Polityka energetyczna Polski zakłada, że do 2030 roku nastąpi około pięciokrotny wzrost liczby prosumentów. Obszarów zrównoważonych energetycznie na poziomie lokalnym ma być natomiast 300. Przyłączanie niestabilnego źródła energii ma być połączone z obowiązkiem zapewnienia bilansowania w okresach, gdy OZE nie dostarcza energii elektrycznej do sieci. Promowane mają też być rozwiązania hybrydowe, łączące na przykład samobilansowanie z wykorzystaniem magazynów energii.
– Pomimo pięknych deklaracji, które są w tym dokumencie zawarte, nie ma woli politycznej, żeby dokonać głębokiej transformacji i odejścia przede wszystkim od spalania paliw kopalnych, czyli węgla i gazu ziemnego. My musimy dokonać przede wszystkim tego skoku, żeby oprzeć polską energetykę na źródłach zeroemisyjnych, czyli głównie na odnawialnych źródłach energii – wskazuje ekspert.

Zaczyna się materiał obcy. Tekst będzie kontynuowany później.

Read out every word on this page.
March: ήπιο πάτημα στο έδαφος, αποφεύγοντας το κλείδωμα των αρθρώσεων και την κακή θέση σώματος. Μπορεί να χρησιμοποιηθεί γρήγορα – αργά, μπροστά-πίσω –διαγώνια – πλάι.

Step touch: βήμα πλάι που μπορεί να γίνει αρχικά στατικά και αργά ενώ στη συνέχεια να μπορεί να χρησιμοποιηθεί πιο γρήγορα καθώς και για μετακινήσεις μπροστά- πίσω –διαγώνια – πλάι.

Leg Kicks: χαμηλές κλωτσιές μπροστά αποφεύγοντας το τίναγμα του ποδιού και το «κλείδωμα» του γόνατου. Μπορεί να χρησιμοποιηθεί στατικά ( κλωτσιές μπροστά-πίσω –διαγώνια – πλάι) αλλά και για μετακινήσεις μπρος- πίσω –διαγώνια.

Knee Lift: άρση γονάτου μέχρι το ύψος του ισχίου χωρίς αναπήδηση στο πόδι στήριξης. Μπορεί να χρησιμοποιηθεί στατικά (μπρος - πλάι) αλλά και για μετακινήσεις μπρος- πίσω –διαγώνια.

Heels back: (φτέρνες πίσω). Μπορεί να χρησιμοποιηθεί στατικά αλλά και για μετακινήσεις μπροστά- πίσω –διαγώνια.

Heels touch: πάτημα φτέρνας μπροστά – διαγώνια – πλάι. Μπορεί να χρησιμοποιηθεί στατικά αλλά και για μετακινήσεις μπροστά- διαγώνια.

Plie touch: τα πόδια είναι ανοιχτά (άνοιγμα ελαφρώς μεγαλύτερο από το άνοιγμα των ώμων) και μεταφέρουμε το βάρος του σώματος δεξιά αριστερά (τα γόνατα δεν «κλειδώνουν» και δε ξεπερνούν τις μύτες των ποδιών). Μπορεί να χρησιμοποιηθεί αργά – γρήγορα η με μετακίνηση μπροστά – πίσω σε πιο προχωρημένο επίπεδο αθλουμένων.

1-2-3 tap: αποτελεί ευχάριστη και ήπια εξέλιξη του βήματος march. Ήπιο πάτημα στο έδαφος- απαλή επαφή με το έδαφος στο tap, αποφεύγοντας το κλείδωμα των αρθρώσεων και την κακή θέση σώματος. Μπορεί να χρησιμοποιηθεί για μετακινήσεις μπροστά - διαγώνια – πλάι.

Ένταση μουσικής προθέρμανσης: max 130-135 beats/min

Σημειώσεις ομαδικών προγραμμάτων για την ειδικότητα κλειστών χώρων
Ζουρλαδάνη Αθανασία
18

Odejście od energetyki opartej na paliwach kopalnych na rzecz OZE jest zdaniem specjalistów tylko częścią transformacji energetycznej. Równie istotne, co zapewnienie czystych źródeł energii, powinno być dążenie do maksymalizacji efektywności energetycznej. Tymczasem energochłonność pierwotna PKB z korektą klimatyczną, choć z roku na rok w Polsce spada, to wciąż pozostaje na wysokim poziomie względem reszty Europy. W 2017 roku wskaźnik ten wyniósł według Głównego Urzędu Statystycznego 0,137 kg/euro i było to o 16,6 proc. więcej niż średnia europejska. W praktyce oznacza to, że nasza produkcja jest nieefektywna energetycznie.
– Dzisiaj moglibyśmy zużywać trzykrotnie mniej energii, a zachować ten poziom rozwoju, jaki mamy obecnie, i budować szybki rozwój społeczny i gospodarczy w naszym kraju właśnie w oparciu o efektywność energetyczną – komentuje prof. Zbigniew M. Karaczun.